Accordingly, it is ordered that:

(1) Defendants’ Motion for Summary Judgment, filed January 21, 1993, is GRANTED.

(2) The Clerk of the Court is DIRECTED to enter judgment in favor of Defendants and against Plaintiff.

*978(3) Defendants’ Motion to Dismiss Defendant Berry, filed January 21, 1993, is MOOT.

(4) Plaintiffs Motion to Strike Defendants’ Reply Brief of March 2, 1993, or, in the Alternative, Certain Attachments Thereto, filed March 3,1993, is GRANTED IN PART. Attachments R-6, R-7, R-8, and R-9 shall be STRICKEN from the Reply Brief of March 2, 1993.

(5) All parties to bear their own costs.

. All factual recitations in this Order have been alleged in the litigants' pleadings.

. Critical elements were those areas of an employee's performance which were to be objectively measured and considered in the employee's *972PMAS rating. Performance standards were the criteria established to determine ratings for each critical element. The critical elements and performance standards of Hastings related primarily to the volume and speed of surety bond applications processing.

. Edwards was originally named as a defendant in this case but was dismissed following her death in May 1992.

. For Hastings’ claims of sex and age discrimination he must show, respectively, that at the time of the incidents he was a male and he was over the age of 40. Defendants concede Hastings satisfies both requirements.

. To the extent the constructive discharge is alleged to be the result of Defendants’ retaliation, we also note that ”[w]hen the complaint filed in the district court alleges that the employer has retaliated against the employee for filing a discrimination claim with the EEOC, courts have uniformly held that the employee need not exhaust administrative remedies on the retaliation claim.” Haynes v. Mark, 520 F.Supp. 1183, 1184 (D.Colo.1981).

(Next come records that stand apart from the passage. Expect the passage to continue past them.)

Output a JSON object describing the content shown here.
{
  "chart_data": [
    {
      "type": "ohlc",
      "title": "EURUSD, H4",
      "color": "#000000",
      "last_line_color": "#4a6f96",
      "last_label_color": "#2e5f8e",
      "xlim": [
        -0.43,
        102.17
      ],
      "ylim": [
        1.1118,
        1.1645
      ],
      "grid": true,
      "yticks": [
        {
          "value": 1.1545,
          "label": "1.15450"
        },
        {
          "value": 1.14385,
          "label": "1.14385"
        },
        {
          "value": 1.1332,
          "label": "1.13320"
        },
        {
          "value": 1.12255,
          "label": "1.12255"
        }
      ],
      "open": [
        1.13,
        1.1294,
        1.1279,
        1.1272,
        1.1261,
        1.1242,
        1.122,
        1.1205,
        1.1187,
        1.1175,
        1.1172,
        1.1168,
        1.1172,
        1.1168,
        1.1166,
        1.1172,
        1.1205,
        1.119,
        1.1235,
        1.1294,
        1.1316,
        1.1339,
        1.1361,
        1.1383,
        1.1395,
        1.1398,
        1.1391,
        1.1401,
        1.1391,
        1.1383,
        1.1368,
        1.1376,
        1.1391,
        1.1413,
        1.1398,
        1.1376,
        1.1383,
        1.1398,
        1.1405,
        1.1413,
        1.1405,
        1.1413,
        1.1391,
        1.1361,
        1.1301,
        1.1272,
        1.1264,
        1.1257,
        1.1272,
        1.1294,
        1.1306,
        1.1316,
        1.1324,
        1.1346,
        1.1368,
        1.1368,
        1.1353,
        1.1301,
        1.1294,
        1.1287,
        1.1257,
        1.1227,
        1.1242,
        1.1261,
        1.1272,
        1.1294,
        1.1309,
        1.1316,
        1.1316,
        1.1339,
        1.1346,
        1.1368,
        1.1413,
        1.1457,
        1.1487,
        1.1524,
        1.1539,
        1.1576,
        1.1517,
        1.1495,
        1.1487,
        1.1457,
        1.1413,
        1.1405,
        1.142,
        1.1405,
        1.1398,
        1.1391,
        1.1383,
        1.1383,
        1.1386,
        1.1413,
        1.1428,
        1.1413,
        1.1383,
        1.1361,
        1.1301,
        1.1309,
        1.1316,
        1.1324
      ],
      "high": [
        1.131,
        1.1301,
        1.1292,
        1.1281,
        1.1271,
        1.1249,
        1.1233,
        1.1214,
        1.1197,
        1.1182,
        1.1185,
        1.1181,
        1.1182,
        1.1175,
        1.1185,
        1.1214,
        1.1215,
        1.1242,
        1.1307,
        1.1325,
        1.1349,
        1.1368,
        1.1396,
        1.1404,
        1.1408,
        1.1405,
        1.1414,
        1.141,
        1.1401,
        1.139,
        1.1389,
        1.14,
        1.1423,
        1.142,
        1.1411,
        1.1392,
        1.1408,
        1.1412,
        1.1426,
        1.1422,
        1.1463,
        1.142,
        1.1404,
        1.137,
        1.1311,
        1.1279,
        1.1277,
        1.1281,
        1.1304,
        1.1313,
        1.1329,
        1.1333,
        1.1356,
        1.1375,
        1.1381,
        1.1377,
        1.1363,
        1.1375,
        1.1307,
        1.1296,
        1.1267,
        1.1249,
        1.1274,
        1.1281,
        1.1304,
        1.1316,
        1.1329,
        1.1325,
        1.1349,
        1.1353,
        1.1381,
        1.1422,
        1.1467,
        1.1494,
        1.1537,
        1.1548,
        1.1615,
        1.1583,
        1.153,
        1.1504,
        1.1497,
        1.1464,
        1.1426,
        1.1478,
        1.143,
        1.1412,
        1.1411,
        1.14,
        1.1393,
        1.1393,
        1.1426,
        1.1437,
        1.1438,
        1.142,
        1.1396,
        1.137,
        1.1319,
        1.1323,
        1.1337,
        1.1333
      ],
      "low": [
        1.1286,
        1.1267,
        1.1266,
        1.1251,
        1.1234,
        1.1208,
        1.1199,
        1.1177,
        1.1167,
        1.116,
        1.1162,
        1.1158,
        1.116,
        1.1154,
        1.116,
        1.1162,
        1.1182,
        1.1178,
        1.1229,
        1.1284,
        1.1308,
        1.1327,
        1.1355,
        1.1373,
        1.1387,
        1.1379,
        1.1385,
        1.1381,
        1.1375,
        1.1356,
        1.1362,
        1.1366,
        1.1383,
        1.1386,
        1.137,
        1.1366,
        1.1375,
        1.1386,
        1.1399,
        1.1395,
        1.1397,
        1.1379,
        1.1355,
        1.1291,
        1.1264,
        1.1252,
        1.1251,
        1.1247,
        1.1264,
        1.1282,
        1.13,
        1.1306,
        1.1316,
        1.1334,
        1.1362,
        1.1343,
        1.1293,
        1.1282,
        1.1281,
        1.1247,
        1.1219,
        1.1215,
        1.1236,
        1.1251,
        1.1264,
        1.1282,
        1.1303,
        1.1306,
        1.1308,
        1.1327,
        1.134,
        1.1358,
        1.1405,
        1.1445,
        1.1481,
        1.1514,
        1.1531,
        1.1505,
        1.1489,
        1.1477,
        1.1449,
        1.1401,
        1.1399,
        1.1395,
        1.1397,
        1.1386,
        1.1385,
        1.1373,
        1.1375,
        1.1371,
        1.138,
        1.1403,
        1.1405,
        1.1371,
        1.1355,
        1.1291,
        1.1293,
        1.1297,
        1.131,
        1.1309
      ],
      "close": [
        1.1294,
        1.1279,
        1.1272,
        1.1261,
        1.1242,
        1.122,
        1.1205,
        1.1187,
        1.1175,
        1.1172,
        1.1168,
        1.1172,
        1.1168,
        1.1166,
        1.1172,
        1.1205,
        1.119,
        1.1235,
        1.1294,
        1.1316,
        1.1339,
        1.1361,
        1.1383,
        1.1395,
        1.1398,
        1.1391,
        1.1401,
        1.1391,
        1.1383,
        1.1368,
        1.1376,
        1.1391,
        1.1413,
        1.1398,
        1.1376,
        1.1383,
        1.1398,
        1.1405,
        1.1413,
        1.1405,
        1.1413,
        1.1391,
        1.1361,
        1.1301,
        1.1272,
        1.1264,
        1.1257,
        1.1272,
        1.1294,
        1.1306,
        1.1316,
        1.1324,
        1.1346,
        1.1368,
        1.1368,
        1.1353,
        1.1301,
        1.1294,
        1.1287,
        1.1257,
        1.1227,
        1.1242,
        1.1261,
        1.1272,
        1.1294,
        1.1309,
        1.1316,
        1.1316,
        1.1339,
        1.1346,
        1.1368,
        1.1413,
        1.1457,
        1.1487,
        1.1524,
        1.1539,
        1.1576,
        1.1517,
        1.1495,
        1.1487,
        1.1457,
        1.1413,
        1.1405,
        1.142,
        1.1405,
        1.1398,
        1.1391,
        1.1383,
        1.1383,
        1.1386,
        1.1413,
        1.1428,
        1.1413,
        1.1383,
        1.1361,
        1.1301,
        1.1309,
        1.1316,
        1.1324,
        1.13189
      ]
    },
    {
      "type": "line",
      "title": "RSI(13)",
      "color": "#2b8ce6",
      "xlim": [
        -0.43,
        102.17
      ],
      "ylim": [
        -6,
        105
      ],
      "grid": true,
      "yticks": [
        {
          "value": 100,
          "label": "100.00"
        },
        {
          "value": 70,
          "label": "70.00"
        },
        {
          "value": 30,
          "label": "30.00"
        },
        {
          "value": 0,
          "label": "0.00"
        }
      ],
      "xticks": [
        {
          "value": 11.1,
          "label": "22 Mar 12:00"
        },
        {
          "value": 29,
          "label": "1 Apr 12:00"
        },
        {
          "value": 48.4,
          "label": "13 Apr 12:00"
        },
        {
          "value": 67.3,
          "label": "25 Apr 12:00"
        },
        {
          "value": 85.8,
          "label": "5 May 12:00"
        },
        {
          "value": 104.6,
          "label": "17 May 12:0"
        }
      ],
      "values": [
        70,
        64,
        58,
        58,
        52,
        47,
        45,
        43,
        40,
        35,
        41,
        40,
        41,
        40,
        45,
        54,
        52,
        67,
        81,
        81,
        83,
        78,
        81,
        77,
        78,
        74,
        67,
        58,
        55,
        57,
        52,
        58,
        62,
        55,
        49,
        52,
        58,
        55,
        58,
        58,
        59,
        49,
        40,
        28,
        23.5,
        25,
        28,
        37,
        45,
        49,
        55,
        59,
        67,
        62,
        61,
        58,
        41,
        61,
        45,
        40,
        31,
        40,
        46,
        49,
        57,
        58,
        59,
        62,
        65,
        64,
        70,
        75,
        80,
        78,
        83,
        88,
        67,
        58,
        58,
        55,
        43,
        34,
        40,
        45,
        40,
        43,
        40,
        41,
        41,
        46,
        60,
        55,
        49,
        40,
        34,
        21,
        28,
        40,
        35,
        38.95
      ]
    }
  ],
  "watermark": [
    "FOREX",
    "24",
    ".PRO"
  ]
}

. Indeed, some of the actions alleged by Hastings to have been adverse — regarding bonuses, for example. — were not contained in the complaint and, furthermore, occurred in 1984, before Hastings filed any of his EEO discrimination complaints. The complaint's only allegations of actions taken by Defendants after May 1986 were Hastings' July 14, 1986 meeting with Edwards and Hastings' September 5, 1986 evaluation, in which he received his usual above-average ratings. Neither of these actions were alleged to have been adverse and, in any event, Defendants has given adequate nondiscriminatory reasons for both of them.

. Hastings received the highest possible rating on one critical element and the second-highest on the other.